Psychologist discusses ways women can succeed by overcoming societal messages
Posted by Elena del Valle on April 5, 2013
The Resilient Woman book cover
Photos: Patricia O’Gorman
Patricia O’Gorman, Ph.D., a psychologist who has worked on women, trauma and substance abuse issues, believes women are wired to try to make others happy. When they don’t live up to these self-imposed expectations, she says, they blame themselves for the hardships that follow. In The Resilient Woman: Mastering the 7 Steps to Personal Power ( HCI Books, $15.95), she proposes that the messages women learn from a young age drive them to self-sabotaging Girly Thoughts that dictate who they are and how they should act.

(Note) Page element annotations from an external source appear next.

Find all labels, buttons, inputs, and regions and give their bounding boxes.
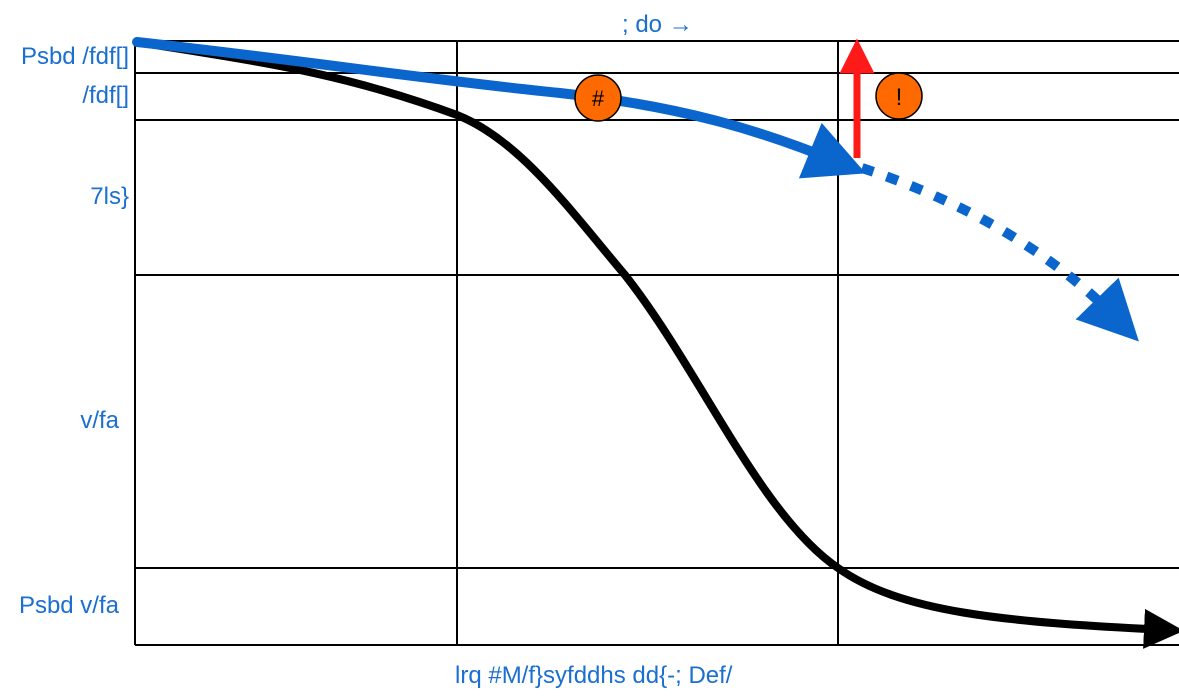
marker-exclaim: ! xyxy=(875,72,923,120)
grid xyxy=(134,40,1179,646)
blue-dashed-arrow xyxy=(860,163,1139,342)
y-label-third: 7ls} xyxy=(90,183,129,210)
y-label-bottom: Psbd v/fa xyxy=(18,592,119,619)
marker-hash: # xyxy=(574,74,622,122)
y-label-fourth: v/fa xyxy=(80,407,119,434)
y-label-top: Psbd /fdf[] xyxy=(20,43,129,70)
y-label-second: /fdf[] xyxy=(82,82,129,109)
blue-solid-arrow xyxy=(132,37,866,179)
marker-hash-circle xyxy=(574,74,622,122)
top-axis-label: ; do → xyxy=(622,11,693,38)
black-curve xyxy=(133,38,1179,649)
marker-exclaim-circle xyxy=(875,72,923,120)
marker-hash-label: # xyxy=(592,86,605,111)
marker-exclaim-label: ! xyxy=(896,84,903,111)
bottom-axis-label: lrq #M/f}syfddhs dd{-; Def/ xyxy=(455,662,733,689)
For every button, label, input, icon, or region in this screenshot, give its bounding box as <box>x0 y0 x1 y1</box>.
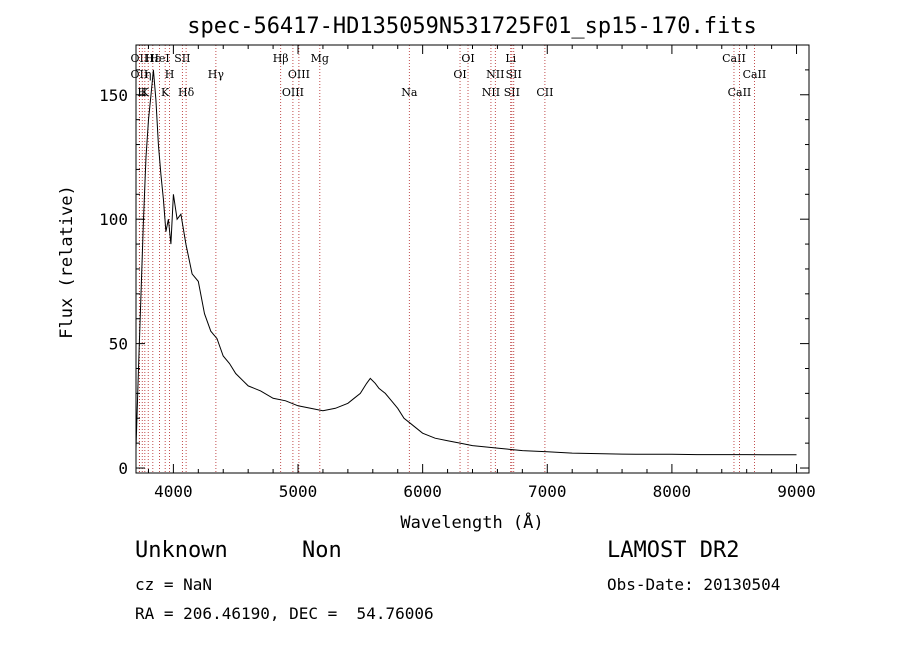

She defines a resilient woman as one who overcomes a traumatic event or experience such as divorce, job loss, move, marriage, motherhood, health crisis, aging or a childhood trauma. In the book, she offers an analysis of the Girly Thoughts which she equates with anti-resilience, and self-evaluation tools for readers to identify their thoughts and behaviors. She also proposes seven daily steps to lead women to create and strengthen their own resilience.
Patricia O’Gorman, author, The Resilient Woman
Society expects women to have many of the same characteristics that our grandmothers and mothers had, she says. Based on insights shared by women at workshops the psychologist has conducted, many women feel trapped believing that if they accomplish their career goals they become less desirable or not desirable; but if they seek to be desirable they must sacrifice parts of who they want to be. These beliefs often lead to anger and depression and feelings of low self esteem so prevalent women become unaware of them or their source, she says.

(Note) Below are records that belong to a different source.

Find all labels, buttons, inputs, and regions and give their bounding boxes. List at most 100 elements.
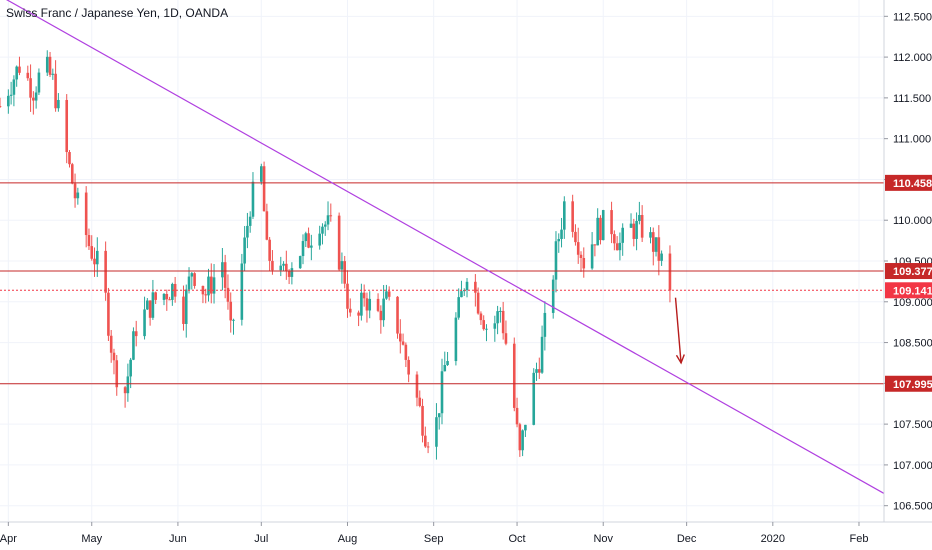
price-tick-label: 111.500 [893, 93, 931, 105]
candle-body [112, 352, 116, 361]
candle [576, 227, 580, 264]
candle [248, 211, 252, 233]
candle [262, 161, 266, 212]
candle [173, 276, 177, 303]
candle-body [173, 283, 177, 297]
candle [651, 227, 655, 266]
candle-body [32, 97, 35, 101]
candle-body [76, 192, 80, 199]
candle [668, 245, 672, 303]
candle-body [34, 92, 38, 101]
candle [268, 237, 271, 271]
candle [146, 298, 149, 310]
candle [143, 296, 146, 340]
candle [201, 285, 205, 304]
candle-body [84, 192, 88, 236]
candle [207, 268, 210, 302]
candle [596, 208, 599, 246]
candle-body [48, 56, 52, 75]
candle [51, 68, 55, 80]
candle [95, 237, 99, 277]
candle-body [304, 233, 308, 242]
candle [340, 252, 344, 284]
candle [540, 325, 544, 374]
candles [0, 50, 672, 460]
candle [532, 368, 536, 426]
candle [396, 296, 399, 339]
candle-body [418, 397, 422, 406]
candle [504, 320, 508, 346]
candle [376, 293, 380, 313]
candle-body [362, 292, 366, 299]
candle-body [209, 276, 213, 294]
candle-body [9, 94, 13, 96]
candle-body [599, 217, 602, 241]
candle-body [115, 360, 119, 388]
candle [298, 255, 302, 270]
candle [560, 217, 563, 248]
candle-body [298, 256, 302, 269]
candle-body [260, 166, 263, 182]
candle [454, 312, 458, 366]
candle-body [90, 246, 94, 259]
candle-body [649, 232, 652, 238]
candle [474, 274, 477, 307]
candle [621, 223, 624, 256]
candle-body [7, 95, 10, 107]
candle-body [437, 413, 441, 418]
candle [404, 342, 408, 368]
candle-body [329, 215, 333, 217]
level-price-box [885, 375, 932, 392]
candle-body [54, 73, 57, 109]
candle-body [563, 201, 566, 230]
candle-body [435, 417, 438, 447]
candle [557, 233, 561, 253]
candle [443, 351, 447, 372]
candle [385, 284, 388, 300]
candle [343, 255, 347, 289]
level-price-text: 110.458 [893, 178, 932, 190]
candle-body [310, 245, 313, 248]
candle-body [146, 300, 149, 310]
candle [168, 296, 171, 301]
candle [387, 286, 391, 301]
candle [265, 203, 269, 241]
price-tick-label: 112.000 [893, 52, 932, 64]
candle-body [457, 297, 460, 318]
candle-body [326, 215, 330, 225]
candle-body [279, 265, 283, 271]
candle-body [221, 262, 224, 278]
candle [304, 231, 308, 247]
candle [12, 75, 16, 107]
candle [563, 196, 566, 239]
candle-body [184, 289, 188, 324]
candle [204, 288, 208, 304]
candle [126, 363, 130, 402]
candle [601, 209, 605, 241]
candle-body [285, 263, 288, 272]
candle-body [165, 293, 169, 300]
candle [232, 318, 235, 335]
time-tick-label: Aug [338, 533, 358, 545]
candle-body [365, 298, 369, 311]
candle-body [123, 387, 127, 394]
candle [37, 68, 41, 95]
time-axis[interactable]: Apr May Jun Jul Aug Sep Oct Nov Dec 2020 Feb [0, 521, 932, 545]
candle [45, 50, 49, 76]
candle-body [535, 369, 538, 373]
candle-body [651, 232, 655, 252]
candle [660, 250, 663, 266]
candle [640, 205, 644, 242]
candle-body [109, 335, 113, 353]
candle [0, 97, 2, 109]
candle-body [512, 343, 516, 408]
candle-body [368, 298, 372, 311]
candle [279, 256, 283, 277]
candle-body [307, 233, 310, 248]
candle [226, 274, 230, 310]
candle [134, 320, 138, 347]
candle [657, 225, 661, 276]
candle [579, 251, 583, 272]
candle-body [154, 292, 157, 300]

The 300-page softcover book published this year is divided into three main sections: Warming Up: Detecting and challenging Girly Thoughts; Start Dancing: Develop a Resilient Mind-Set; and Daily Action Steps to Develop Conscious Resilience; and 13 chapters. One of the first researchers of issues related to children of alcoholics in the early 1970s, documenting the impact of alcoholism and sobriety on adolescent development, O’Gorman created the Department of Prevention and Education for the National Council on Alcoholism and Drug Dependence (NCADD).